Along the early road from Raleigh to Hillsborough, civil engineer Fendel (Fendol) Bevers (Beavers) constructed what is now Durham County’s best-preserved I-house with Greek Revival styling ca. 1850. Standing over a fieldstone foundation, the house has an archetypal elongated form, a low hip roof, and end chimneys with ashlar (squared) stone bases, a feature not commonly found in Durham County. Fenestration is regular, and windows, six-over-nine on the first floor and six-over-six on the second floor, have four-part surrounds ornamented with plain corner blocks. A nearly full facade hip-roofed front porch supported by narrow posts with sawn brackets organized into pairs at the entry and triples at corners is a late nineteenth century addition. Framing with corner block ornaments midway between the entry and windows on end bays identifies the approximate location of an earlier porch. An early entrance on the east facade that has been covered with weatherboard is marked in the same way. A one-story ell was added to the rear of the dwelling in the early twentieth century. The interior of the main block has a center hall plan and is remarkably intact; original flooring, sheathing, mantels, and double vertical panel doors are in place.

Late-nineteenth and early-twentieth-century farm buildings surround the farmhouse. Notable among them is a weathered kitchen house with a hewn-timber frame and two entrances surmounted by transom lights. There are also tobacco barns, a log smokehouse, and various storage sheds.

Preservation Durham, 2012

Comments

Fendol [note spelling] Bevers (1822 - 1883) was a farmer and surveyor, and his excellent 1871 map of Wake County may be accessed on the NC maps site.

http://dc.lib.unc.edu/cdm4/item_viewer.php?CISOROOT=/ncmaps&CISOPTR=241…
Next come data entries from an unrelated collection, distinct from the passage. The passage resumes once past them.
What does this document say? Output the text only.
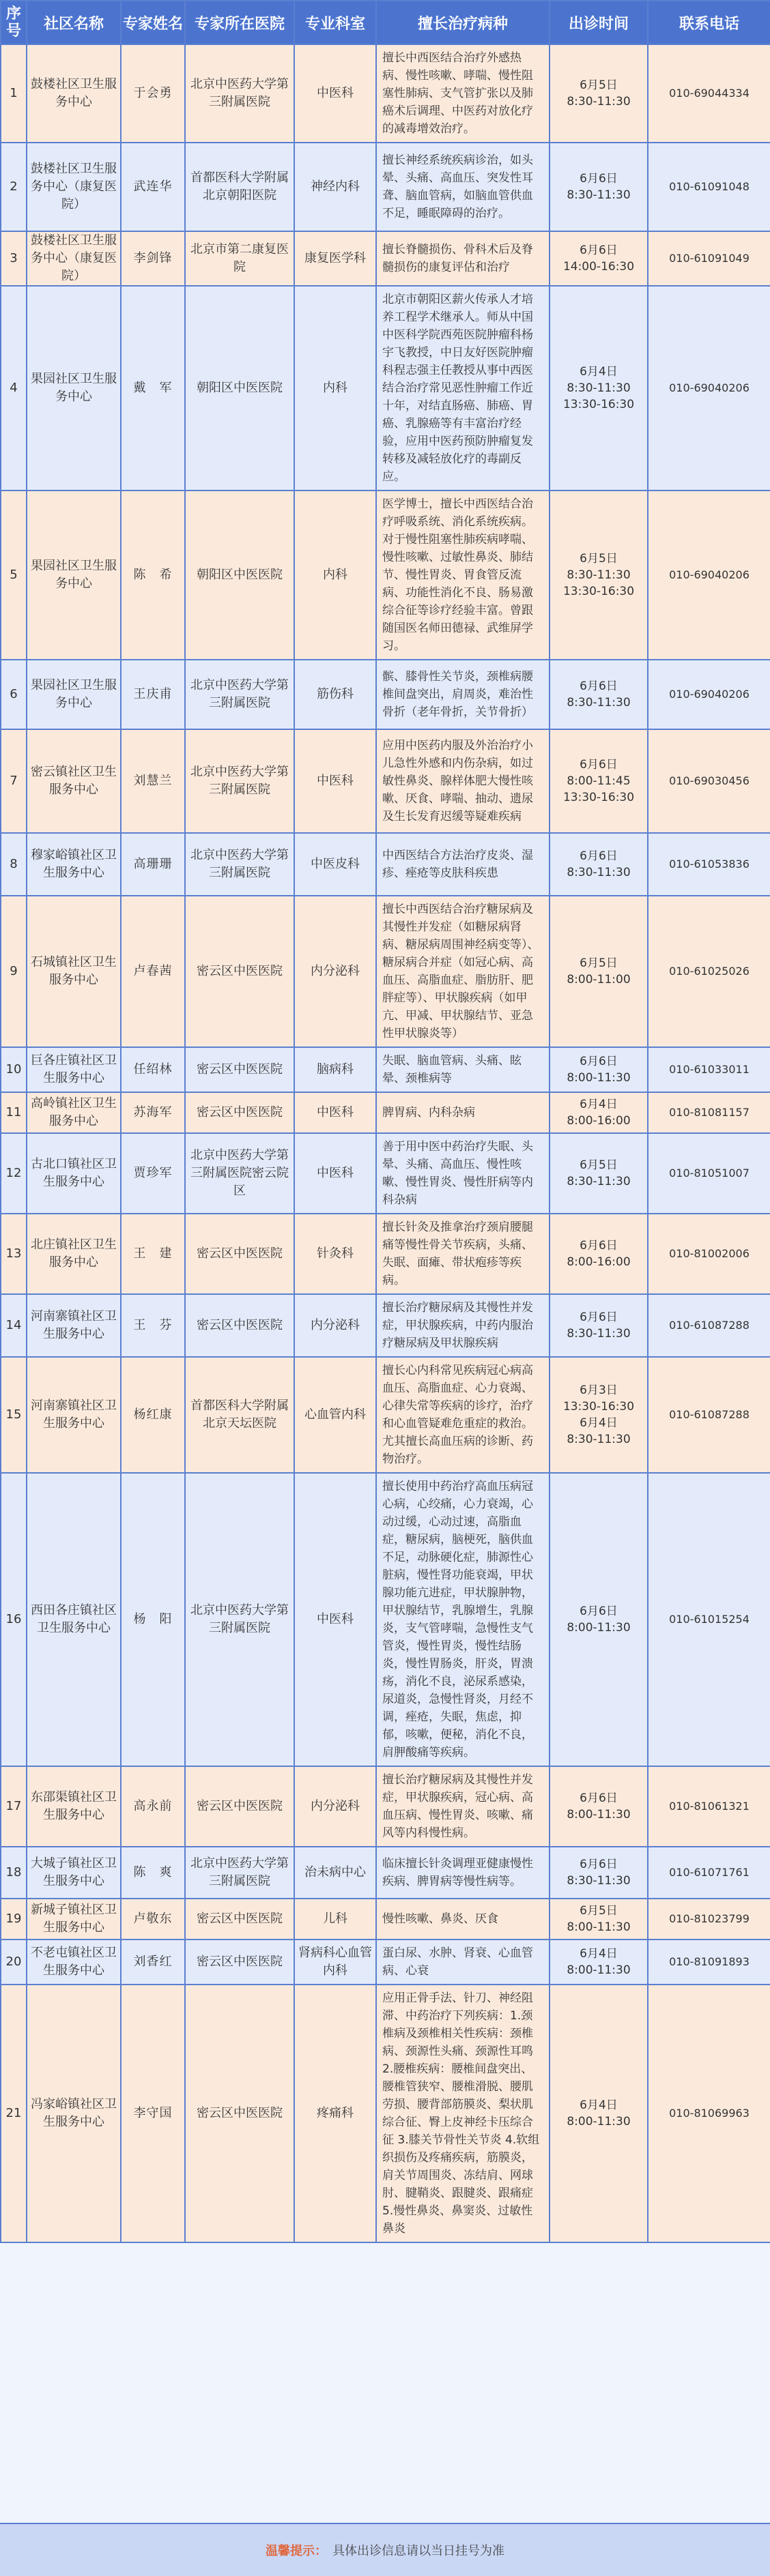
序号	社区名称	专家姓名	专家所在医院	专业科室	擅长治疗病种	出诊时间	联系电话
1	鼓楼社区卫生服务中心	于会勇	北京中医药大学第三附属医院	中医科	擅长中西医结合治疗外感热病、慢性咳嗽、哮喘、慢性阻塞性肺病、支气管扩张以及肺癌术后调理、中医药对放化疗的减毒增效治疗。	6月5日
8:30-11:30	010-69044334
2	鼓楼社区卫生服务中心（康复医院）	武连华	首都医科大学附属北京朝阳医院	神经内科	擅长神经系统疾病诊治，如头晕、头痛、高血压、突发性耳聋、脑血管病，如脑血管供血不足，睡眠障碍的治疗。	6月6日
8:30-11:30	010-61091048
3	鼓楼社区卫生服务中心（康复医院）	李剑锋	北京市第二康复医院	康复医学科	擅长脊髓损伤、骨科术后及脊髓损伤的康复评估和治疗	6月6日
14:00-16:30	010-61091049
4	果园社区卫生服务中心	戴　军	朝阳区中医医院	内科	北京市朝阳区薪火传承人才培养工程学术继承人。师从中国中医科学院西苑医院肿瘤科杨宇飞教授，中日友好医院肿瘤科程志强主任教授从事中西医结合治疗常见恶性肿瘤工作近十年，对结直肠癌、肺癌、胃癌、乳腺癌等有丰富治疗经验，应用中医药预防肿瘤复发转移及减轻放化疗的毒副反应。	6月4日
8:30-11:30
13:30-16:30	010-69040206
5	果园社区卫生服务中心	陈　希	朝阳区中医医院	内科	医学博士，擅长中西医结合治疗呼吸系统、消化系统疾病。对于慢性阻塞性肺疾病哮喘、慢性咳嗽、过敏性鼻炎、肺结节、慢性胃炎、胃食管反流病、功能性消化不良、肠易激综合征等诊疗经验丰富。曾跟随国医名师田德禄、武维屏学习。	6月5日
8:30-11:30
13:30-16:30	010-69040206
6	果园社区卫生服务中心	王庆甫	北京中医药大学第三附属医院	筋伤科	髌、膝骨性关节炎，颈椎病腰椎间盘突出，肩周炎，难治性骨折（老年骨折，关节骨折）	6月6日
8:30-11:30	010-69040206
7	密云镇社区卫生服务中心	刘慧兰	北京中医药大学第三附属医院	中医科	应用中医药内服及外治治疗小儿急性外感和内伤杂病，如过敏性鼻炎、腺样体肥大慢性咳嗽、厌食、哮喘、抽动、遗尿及生长发育迟缓等疑难疾病	6月6日
8:00-11:45
13:30-16:30	010-69030456
8	穆家峪镇社区卫生服务中心	高珊珊	北京中医药大学第三附属医院	中医皮科	中西医结合方法治疗皮炎、湿疹、痤疮等皮肤科疾患	6月6日
8:30-11:30	010-61053836
9	石城镇社区卫生服务中心	卢春茜	密云区中医医院	内分泌科	擅长中西医结合治疗糖尿病及其慢性并发症（如糖尿病肾病、糖尿病周围神经病变等）、糖尿病合并症（如冠心病、高血压、高脂血症、脂肪肝、肥胖症等）、甲状腺疾病（如甲亢、甲减、甲状腺结节、亚急性甲状腺炎等）	6月5日
8:00-11:00	010-61025026
10	巨各庄镇社区卫生服务中心	任绍林	密云区中医医院	脑病科	失眠、脑血管病、头痛、眩晕、颈椎病等	6月6日
8:00-11:30	010-61033011
11	高岭镇社区卫生服务中心	苏海军	密云区中医医院	中医科	脾胃病、内科杂病	6月4日
8:00-16:00	010-81081157
12	古北口镇社区卫生服务中心	贾珍军	北京中医药大学第三附属医院密云院区	中医科	善于用中医中药治疗失眠、头晕、头痛、高血压、慢性咳嗽、慢性胃炎、慢性肝病等内科杂病	6月5日
8:30-11:30	010-81051007
13	北庄镇社区卫生服务中心	王　建	密云区中医医院	针灸科	擅长针灸及推拿治疗颈肩腰腿痛等慢性骨关节疾病，头痛、失眠、面瘫、带状疱疹等疾病。	6月6日
8:00-16:00	010-81002006
14	河南寨镇社区卫生服务中心	王　芬	密云区中医医院	内分泌科	擅长治疗糖尿病及其慢性并发症，甲状腺疾病，中药内服治疗糖尿病及甲状腺疾病	6月6日
8:30-11:30	010-61087288
15	河南寨镇社区卫生服务中心	杨红康	首都医科大学附属北京天坛医院	心血管内科	擅长心内科常见疾病冠心病高血压、高脂血症、心力衰竭、心律失常等疾病的诊疗，治疗和心血管疑难危重症的救治。尤其擅长高血压病的诊断、药物治疗。	6月3日
13:30-16:30
6月4日
8:30-11:30	010-61087288
16	西田各庄镇社区卫生服务中心	杨　阳	北京中医药大学第三附属医院	中医科	擅长使用中药治疗高血压病冠心病，心绞痛，心力衰竭，心动过缓，心动过速，高脂血症，糖尿病，脑梗死，脑供血不足，动脉硬化症，肺源性心脏病，慢性肾功能衰竭，甲状腺功能亢进症，甲状腺肿物，甲状腺结节，乳腺增生，乳腺炎，支气管哮喘，急慢性支气管炎，慢性胃炎，慢性结肠炎，慢性胃肠炎，肝炎，胃溃疡，消化不良，泌尿系感染，尿道炎，急慢性肾炎，月经不调，痤疮，失眠，焦虑，抑郁，咳嗽，便秘，消化不良，肩胛酸痛等疾病。	6月6日
8:00-11:30	010-61015254
17	东邵渠镇社区卫生服务中心	高永前	密云区中医医院	内分泌科	擅长治疗糖尿病及其慢性并发症，甲状腺疾病，冠心病、高血压病、慢性胃炎、咳嗽、痛风等内科慢性病。	6月6日
8:00-11:30	010-81061321
18	大城子镇社区卫生服务中心	陈　爽	北京中医药大学第三附属医院	治未病中心	临床擅长针灸调理亚健康慢性疾病、脾胃病等慢性病等。	6月6日
8:30-11:30	010-61071761
19	新城子镇社区卫生服务中心	卢敬东	密云区中医医院	儿科	慢性咳嗽、鼻炎、厌食	6月5日
8:00-11:30	010-81023799
20	不老屯镇社区卫生服务中心	刘香红	密云区中医医院	肾病科心血管内科	蛋白尿、水肿、肾衰、心血管病、心衰	6月4日
8:00-11:30	010-81091893
21	冯家峪镇社区卫生服务中心	李守国	密云区中医医院	疼痛科	应用正骨手法、针刀、神经阻滞、中药治疗下列疾病：1.颈椎病及颈椎相关性疾病：颈椎病、颈源性头痛、颈源性耳鸣 2.腰椎疾病：腰椎间盘突出、腰椎管狭窄、腰椎滑脱、腰肌劳损、腰背部筋膜炎、梨状肌综合征、臀上皮神经卡压综合征 3.膝关节骨性关节炎 4.软组织损伤及疼痛疾病，筋膜炎，肩关节周围炎、冻结肩、网球肘、腱鞘炎、跟腱炎、跟痛症 5.慢性鼻炎、鼻窦炎、过敏性鼻炎	6月4日
8:00-11:30	010-81069963
温馨提示： 具体出诊信息请以当日挂号为准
During the period 1870 - 1895, many NC counties ordered maps designed specifically to demonstrate the new township borders that had been created under the 1868 Constitution. Farmsteads and other locators are shown within these township boundaries. When Bevers made his map, Durham County did not yet exist, and his farm and home on the Leesville Road would then have been well within the bounds of Wake County. He is buried in the Andrews Chapel cemetery, and his tombstone is shown on Allen Dew's NC Cemeteries site.

http://cemeterycensus.com/nc/durh/cem001.htm

It would be a mighty shame to lose this lovely old place and its important associations.

In reply to by David Southern (not verified)

I totally agree that it would be a shame to lose this wonderful home. As a great, great granddaughter of Mr. Bevers, I would like to thank Preservation Durham and all others who have worked diligently to share the history of this important residence. I'll be watching with interest to see what happens to it, and do hope that someone with the land and means to care for it will come forward.

The house is gone. I took a picture of the house number on the post at the road. Same as the one in Bing maps street level.Image removed.Image removed.